The BBC or not the BBC, that is the question. They invoked the spirit of "Harry, England and St George" to crush the Slovenian hordes. Now the game's afoot again, big time, so what can we expect this afternoon as we take on the Germans? Brian Blessed – and most blessed is he – shouted his Shakespeare loud enough to drown out the vuvuzela drone against Slovenia (BBC1, Wednesday) but today we might need to try a different approach. After all, Prince Harry shuffled off to meet his ex-girlfriend after the dreadful Algeria match, St George was probably Turkish anyway, and if we delve too far back into our history we might find that we actually are the Germans.
Before the midweek game we were also regaled by Harry Redknapp, at his patriotic best doing a decent impersonation of Winston Churchill in the Spurs dressing-room, if not Harry Hotspur himself. But evoking the war years is not to be recommended, no matter how loud the Kaiser screams. And besides, the Germans have moved the goalposts. They are now a young team of diverse ethnic origin who might not even know what "teutonic efficiency" is.

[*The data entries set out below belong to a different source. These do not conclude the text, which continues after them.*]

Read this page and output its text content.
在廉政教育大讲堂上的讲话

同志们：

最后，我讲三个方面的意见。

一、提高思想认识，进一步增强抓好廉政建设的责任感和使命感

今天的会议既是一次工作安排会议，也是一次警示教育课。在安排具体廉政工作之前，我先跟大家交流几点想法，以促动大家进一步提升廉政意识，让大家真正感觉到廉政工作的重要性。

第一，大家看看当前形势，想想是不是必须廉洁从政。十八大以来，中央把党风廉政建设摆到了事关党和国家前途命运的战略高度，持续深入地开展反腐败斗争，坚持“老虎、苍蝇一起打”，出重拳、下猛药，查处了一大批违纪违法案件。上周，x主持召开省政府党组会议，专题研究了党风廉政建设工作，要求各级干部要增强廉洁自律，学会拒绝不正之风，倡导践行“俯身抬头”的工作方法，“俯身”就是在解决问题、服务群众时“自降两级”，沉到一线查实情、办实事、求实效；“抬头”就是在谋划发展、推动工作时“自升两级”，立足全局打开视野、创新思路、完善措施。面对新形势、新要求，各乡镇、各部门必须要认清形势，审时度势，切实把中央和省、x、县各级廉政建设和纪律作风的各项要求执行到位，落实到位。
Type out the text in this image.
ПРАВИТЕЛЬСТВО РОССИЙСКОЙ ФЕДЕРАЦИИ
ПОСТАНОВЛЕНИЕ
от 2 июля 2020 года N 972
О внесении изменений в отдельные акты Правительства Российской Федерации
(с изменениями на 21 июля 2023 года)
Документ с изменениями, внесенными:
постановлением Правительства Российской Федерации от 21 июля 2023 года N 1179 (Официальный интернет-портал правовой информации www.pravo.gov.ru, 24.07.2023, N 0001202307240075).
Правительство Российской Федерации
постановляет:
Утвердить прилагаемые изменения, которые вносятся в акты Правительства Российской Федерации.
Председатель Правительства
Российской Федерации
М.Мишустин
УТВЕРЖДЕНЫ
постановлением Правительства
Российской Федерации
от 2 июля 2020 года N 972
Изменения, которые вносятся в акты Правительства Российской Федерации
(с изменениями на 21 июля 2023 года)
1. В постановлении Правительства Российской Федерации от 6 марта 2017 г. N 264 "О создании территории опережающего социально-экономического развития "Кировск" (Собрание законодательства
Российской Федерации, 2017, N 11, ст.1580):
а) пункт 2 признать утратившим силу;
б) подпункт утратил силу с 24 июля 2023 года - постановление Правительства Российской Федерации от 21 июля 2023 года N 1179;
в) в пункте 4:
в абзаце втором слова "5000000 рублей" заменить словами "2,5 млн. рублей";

So this is a chance not only for the national broadcaster to cast aside the media tendency towards nationalist jingoism just as much as it's time for the England team to forget about all their failures since 1966.
The BBC seem less prone than ITV to stick the boot in, probably because England have performed reasonably well when they have been on the channel. Here are patriots: Alan Shearer epitomises the little Englander creosoting his fence, and Lee Dixon is an even smaller Englishman, a boy whose enthusiasm is unquenchable. Alan Hansen may be Scottish but he is all too aware of his homeland's shortcomings so the defensive obsessive tends to be a little backward in coming forward to criticise England.
Then there's Roy Hodgson, who might even come into the Cape Town studio now that he no longer feels the need to stand pitchside, ready to clamber into the dug-out as soon as England had been eliminated at the group stage.
At least on the Beeb we don't have to listen to Gareth Southgate reliving his penalty. He's as self-deprecating as a monk flaggelating himself with a birch branch. All around Saint Gareth are the martyrs of past failures: Venables (1996) and Keegan (2000), with Hoddle adding a frisson of Argentina pain (1998).
Adrian Chiles is too much of a fan himself, so he can't rise above the tension like a true pro and help us relax. Gary Lineker's bland smile is just what you need in a "tricky situation" like this, as Hoddle would say. The fearful Chiles actually wants England to get knocked out as soon as possible so he can get back home and on the sofa with Christine Bleakley. The only problem is, when England go home so does Frank Lampard.